During his long-winded talk of threats to US interests and how the largely CIA-created ISIL threat is impacting the world, Brennan brought up the topic of geoengineering.
Another example is the array of technologies — often referred to collectively as geoengineering — that potentially could help reverse the warming effects of global climate change.
One that has gained my personal attention is stratospheric aerosol injection, or SAI, a method of seeding the stratosphere with particles that can help reflect the sun’s heat, in much the same way that volcanic eruptions do.
Brennan went on to echo the calls from some scientists who have called for aerial spraying.
An SAI program could limit global temperature increases, reducing some risks associated with higher temperatures and providing the world economy additional time to transition from fossil fuels.
The process is also relatively inexpensive — the National Research Council estimates that a fully deployed SAI program would cost about $10 billion yearly.
Again, this is not some conspiracy theory.

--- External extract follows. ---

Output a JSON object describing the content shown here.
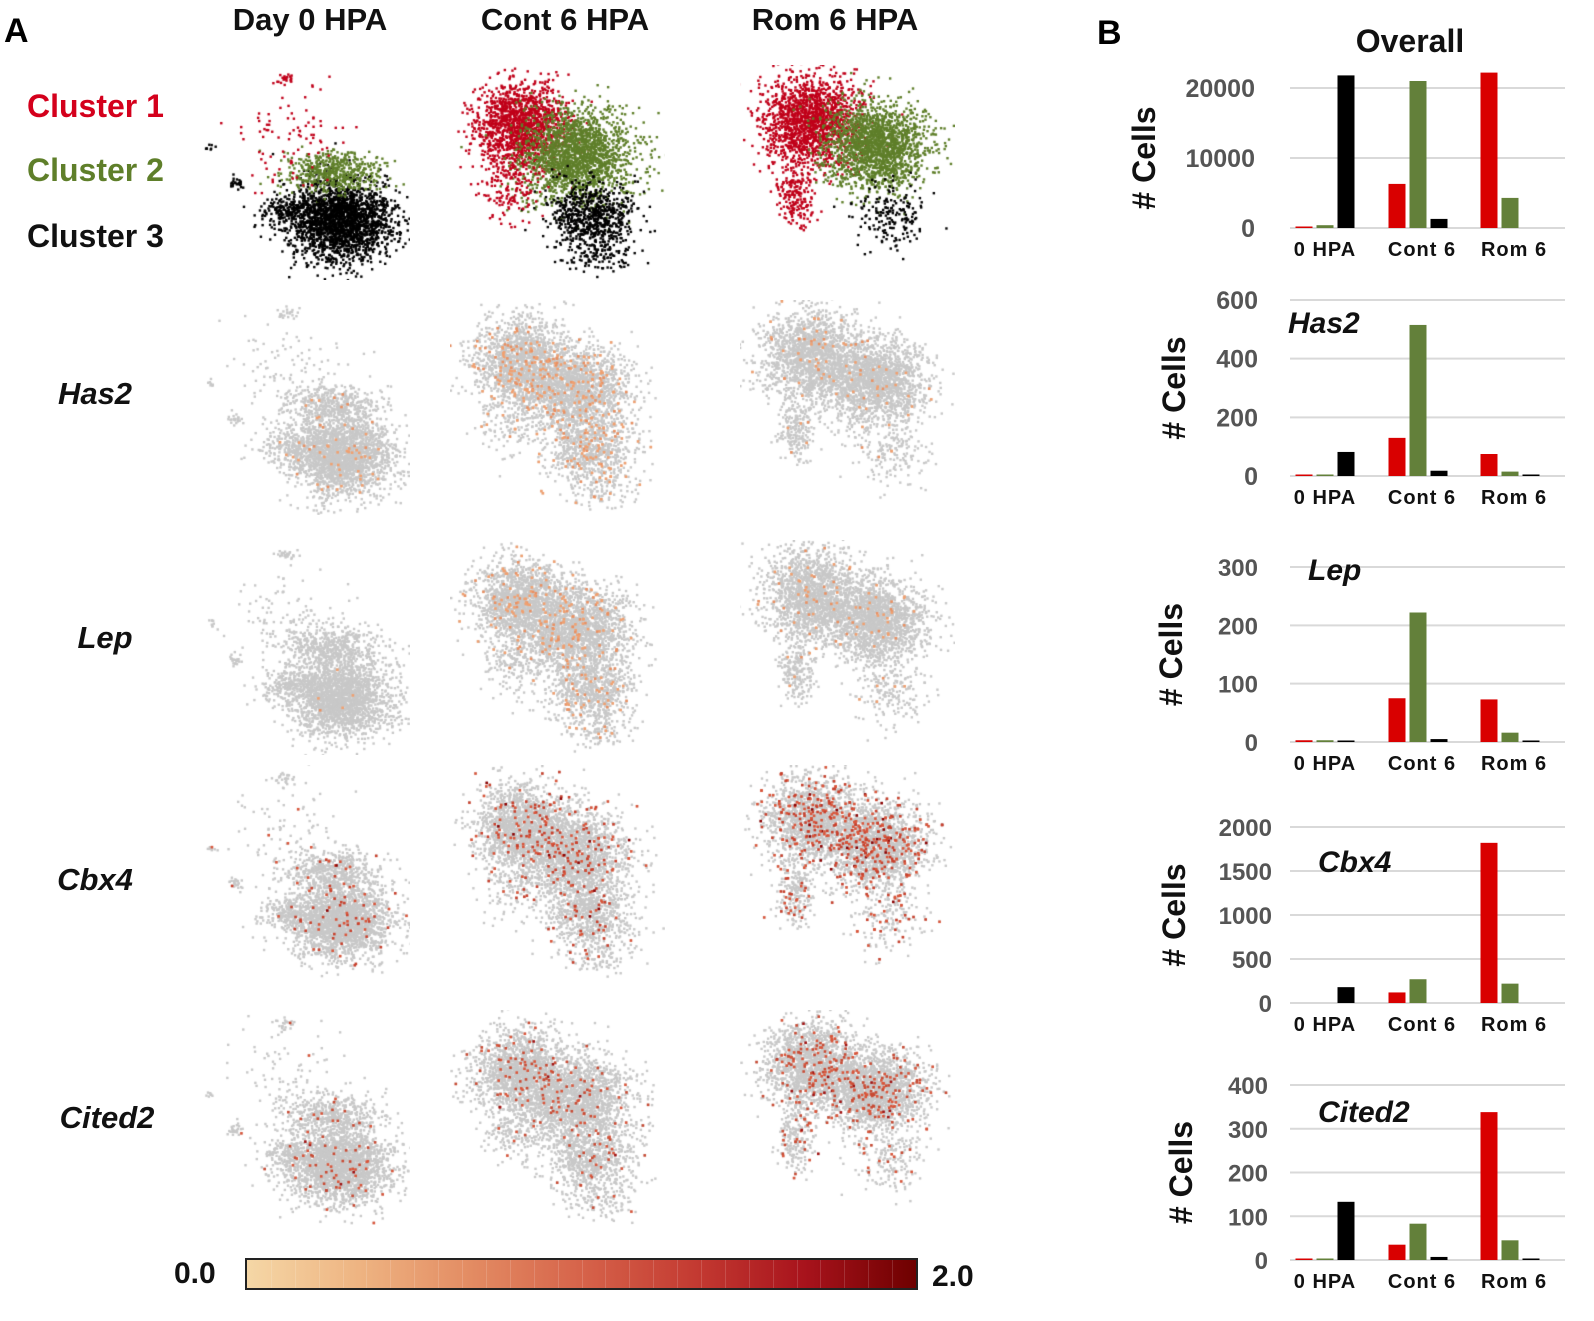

Watch him say all of this in the video below starting at the 12:05 marker:
The extent to which Brennan talked about stratospheric aerosol injection shows that he and the CIA have likely been considering this for some time.
Although we are hearing more and more talk about geoengineering, it has been around for a very long time and not just in the realm of conspiracy theories. In fact, scientists have already suggested that it could be going on right now, unintentionally.
Researchers with NOAA previously suggested that contrails from airplanes may be inadvertently geoengineering the skies.
Chuck Long is a researcher with the Cooperative Institute for Research in Environmental Sciences (CIRES) at the NOAA Earth System Research Laboratory at the University of Colorado in Boulder.
At the American Geophysical Union Fall Meeting in 2015, Long and his team released their paper, “Evidence of Clear-Sky Daylight Whitening: Are we already conducting geoengineering?”. The analysis found that vapor from airplanes may be altering the climate through accidental geoengineering.
To be clear, no one here is claiming to be an expert on climate change or the effects of geoengineering. But one thing is clear and it’s the fact that there is still much to be debated and learned before humans deliberately begin altering Earth’s climate.
Aside from doing nothing to curb carbon emissions, if we are so quick to jump on this method, it could set off a chain reaction that could prove to be catastrophic.